Theism, Power, and Wealth

Theism, Power, and Wealth March 23, 2019

 

A lawn at the Queen's College, University of Oxford
Queen’s College, Oxford   (Wikimedia Commons)

 

This blog’s resident atheist commentator likes to link theists to horrific world-historical violence, as if all or most war and genocide were driven by religion and as if irreligious people and militant atheists had never soiled their hands with such misbehavior and as if even most so-called “wars of religion” weren’t motivated largely or at least to a significant degree by quite this-worldly factors.  The stance is historically ridiculous, of course, and that fact has been pointed out to him multiple times with no effect.  He continues to repeat the libel.

 

Yesterday, though, he reverted to another of his themes, though a much less common one, insinuating that a major motivation for religion is that it can “be monetized and used to fill a cash drawer, I guess you could say that where there’s a till, there’s a way.”

 

He’s not infrequently cute like that, and there’s no question that human beings have often used religion to acquire wealth.  But then, of course, humans have also sought to satisfy their greed by means of power, status, sex, and just about everything else.  So, as a distinguishing mark of theism, avarice fails.  (Which is putting the case mildly, since religious belief has, quite undeniably, been a principal motivator of selfless service and remarkable sacrifice, whereas the lust for sex, status, and power can’t reasonably make that claim.)

 

But his little quip reminds me of an anecdote related by the Oxford philosopher Keith Ward, who is a Christian.  One night, after a debate somewhere in Oxford with the prominently and outspokenly atheist Oxford biologist Richard Dawkins, Dr.

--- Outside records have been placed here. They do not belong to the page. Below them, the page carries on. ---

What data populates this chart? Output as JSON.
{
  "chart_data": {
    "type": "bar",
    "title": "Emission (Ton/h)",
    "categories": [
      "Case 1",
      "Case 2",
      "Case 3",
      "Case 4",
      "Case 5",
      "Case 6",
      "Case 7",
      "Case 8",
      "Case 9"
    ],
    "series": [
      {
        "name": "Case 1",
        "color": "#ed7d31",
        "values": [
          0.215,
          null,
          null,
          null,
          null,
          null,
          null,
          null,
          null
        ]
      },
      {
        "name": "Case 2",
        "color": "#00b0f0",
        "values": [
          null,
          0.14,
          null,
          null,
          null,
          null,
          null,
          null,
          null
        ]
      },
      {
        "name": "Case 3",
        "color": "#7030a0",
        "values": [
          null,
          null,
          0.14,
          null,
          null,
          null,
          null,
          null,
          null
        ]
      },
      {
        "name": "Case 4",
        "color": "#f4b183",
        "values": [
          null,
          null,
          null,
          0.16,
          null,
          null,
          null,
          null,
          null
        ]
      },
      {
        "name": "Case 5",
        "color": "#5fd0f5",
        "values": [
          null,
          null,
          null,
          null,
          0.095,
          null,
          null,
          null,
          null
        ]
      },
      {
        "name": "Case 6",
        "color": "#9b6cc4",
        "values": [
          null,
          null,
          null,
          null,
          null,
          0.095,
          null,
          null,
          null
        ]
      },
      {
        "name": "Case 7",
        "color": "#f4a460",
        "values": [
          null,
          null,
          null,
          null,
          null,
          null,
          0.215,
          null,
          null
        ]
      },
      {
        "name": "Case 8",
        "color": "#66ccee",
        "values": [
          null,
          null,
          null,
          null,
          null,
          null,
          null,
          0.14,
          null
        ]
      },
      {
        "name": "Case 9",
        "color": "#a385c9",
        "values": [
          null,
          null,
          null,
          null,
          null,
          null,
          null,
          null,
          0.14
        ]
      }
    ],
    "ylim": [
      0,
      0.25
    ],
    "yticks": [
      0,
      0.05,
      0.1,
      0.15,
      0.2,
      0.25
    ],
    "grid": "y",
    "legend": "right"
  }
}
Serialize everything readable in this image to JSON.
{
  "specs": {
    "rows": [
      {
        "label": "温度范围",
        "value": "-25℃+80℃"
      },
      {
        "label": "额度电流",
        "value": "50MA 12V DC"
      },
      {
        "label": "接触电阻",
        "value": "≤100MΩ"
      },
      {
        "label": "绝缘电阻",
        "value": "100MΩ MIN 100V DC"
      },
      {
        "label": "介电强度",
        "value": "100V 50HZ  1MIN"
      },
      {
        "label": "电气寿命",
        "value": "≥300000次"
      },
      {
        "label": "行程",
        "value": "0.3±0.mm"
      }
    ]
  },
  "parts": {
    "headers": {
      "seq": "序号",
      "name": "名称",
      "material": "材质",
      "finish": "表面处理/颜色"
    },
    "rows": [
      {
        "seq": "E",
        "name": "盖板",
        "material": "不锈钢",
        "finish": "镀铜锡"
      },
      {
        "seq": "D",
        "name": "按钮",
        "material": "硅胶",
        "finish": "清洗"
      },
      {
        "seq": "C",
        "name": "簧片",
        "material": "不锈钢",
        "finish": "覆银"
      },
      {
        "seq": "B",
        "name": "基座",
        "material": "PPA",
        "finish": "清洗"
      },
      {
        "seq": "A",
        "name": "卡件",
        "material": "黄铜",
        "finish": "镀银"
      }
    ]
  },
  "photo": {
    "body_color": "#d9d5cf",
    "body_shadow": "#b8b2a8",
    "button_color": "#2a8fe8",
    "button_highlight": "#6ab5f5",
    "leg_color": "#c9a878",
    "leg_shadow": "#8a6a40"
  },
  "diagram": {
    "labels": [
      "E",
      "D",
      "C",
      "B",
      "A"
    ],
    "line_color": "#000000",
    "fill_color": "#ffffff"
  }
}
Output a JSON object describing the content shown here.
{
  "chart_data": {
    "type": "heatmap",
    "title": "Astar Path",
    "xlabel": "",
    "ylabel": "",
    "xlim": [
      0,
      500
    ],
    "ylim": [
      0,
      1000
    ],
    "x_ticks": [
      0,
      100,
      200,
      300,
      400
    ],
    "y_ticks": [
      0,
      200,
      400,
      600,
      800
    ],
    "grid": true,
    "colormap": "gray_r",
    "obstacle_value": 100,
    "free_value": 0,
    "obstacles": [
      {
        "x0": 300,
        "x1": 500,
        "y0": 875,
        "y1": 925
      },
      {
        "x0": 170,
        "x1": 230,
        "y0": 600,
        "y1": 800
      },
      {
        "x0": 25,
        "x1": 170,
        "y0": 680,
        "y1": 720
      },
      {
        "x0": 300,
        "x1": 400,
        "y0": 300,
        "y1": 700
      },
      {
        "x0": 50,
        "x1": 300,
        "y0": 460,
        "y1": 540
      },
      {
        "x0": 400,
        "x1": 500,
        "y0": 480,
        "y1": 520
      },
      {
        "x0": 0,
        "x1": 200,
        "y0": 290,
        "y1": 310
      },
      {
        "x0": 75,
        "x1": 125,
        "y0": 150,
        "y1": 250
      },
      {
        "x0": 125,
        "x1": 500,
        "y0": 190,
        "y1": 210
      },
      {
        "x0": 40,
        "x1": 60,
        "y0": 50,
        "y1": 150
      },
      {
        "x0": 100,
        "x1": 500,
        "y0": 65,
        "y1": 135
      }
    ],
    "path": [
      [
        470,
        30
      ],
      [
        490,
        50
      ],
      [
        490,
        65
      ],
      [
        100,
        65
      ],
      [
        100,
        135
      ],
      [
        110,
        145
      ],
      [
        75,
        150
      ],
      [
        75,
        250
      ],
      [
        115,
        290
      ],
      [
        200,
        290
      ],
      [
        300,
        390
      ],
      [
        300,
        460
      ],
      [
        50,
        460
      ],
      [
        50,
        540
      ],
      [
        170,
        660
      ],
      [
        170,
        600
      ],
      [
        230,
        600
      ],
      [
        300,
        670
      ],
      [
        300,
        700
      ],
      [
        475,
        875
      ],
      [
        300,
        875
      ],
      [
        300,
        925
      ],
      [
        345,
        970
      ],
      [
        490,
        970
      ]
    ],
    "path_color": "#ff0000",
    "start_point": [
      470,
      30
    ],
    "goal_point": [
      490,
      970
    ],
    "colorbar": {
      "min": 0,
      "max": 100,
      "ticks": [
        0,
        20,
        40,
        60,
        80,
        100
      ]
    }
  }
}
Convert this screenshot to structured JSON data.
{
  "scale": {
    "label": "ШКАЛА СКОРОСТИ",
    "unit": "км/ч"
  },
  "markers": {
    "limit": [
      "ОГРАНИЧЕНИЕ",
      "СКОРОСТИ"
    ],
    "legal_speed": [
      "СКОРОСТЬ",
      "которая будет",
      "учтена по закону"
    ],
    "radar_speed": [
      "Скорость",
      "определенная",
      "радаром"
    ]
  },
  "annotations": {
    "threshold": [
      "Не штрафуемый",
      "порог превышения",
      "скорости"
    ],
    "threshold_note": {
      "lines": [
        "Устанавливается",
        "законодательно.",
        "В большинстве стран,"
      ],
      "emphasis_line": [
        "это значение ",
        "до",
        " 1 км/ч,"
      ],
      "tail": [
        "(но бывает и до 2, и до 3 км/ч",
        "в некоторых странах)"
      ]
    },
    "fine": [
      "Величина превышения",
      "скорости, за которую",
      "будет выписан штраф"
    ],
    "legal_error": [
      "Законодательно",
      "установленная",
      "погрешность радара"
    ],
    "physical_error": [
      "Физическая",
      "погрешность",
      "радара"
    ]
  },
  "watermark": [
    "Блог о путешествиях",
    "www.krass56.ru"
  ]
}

Ward was waiting for bus to go home.  Rain was falling by the bucketful.  Suddenly, out of the wet darkness, a Rolls Royce pulled up by the bus stop.  Down rolled the window, and the driver, who was none other than Dr. Dawkins, asked Dr. Ward if he would like a lift.  As Dr. Ward climbed into Dr. Dawkins’s Rolls Royce, he later wrote, he wondered whether he had perhaps chosen the wrong side.

 

***

 

Yesterday morning, I posted an item under the title of “San Antonio and the rise of anti-religious tyranny in the United States.”

 

With that issue still on my mind, I was struck this morning by a passage on the very first page of the late British scholar F. F. Bruce’s classic book New Testament History:

 

“Roman law set its face against Christianity, so that a man was liable to suffer ‘as a Christian’ [1 Peter 4:16] without its being necessary to produce evidence of positive criminal action on his part.”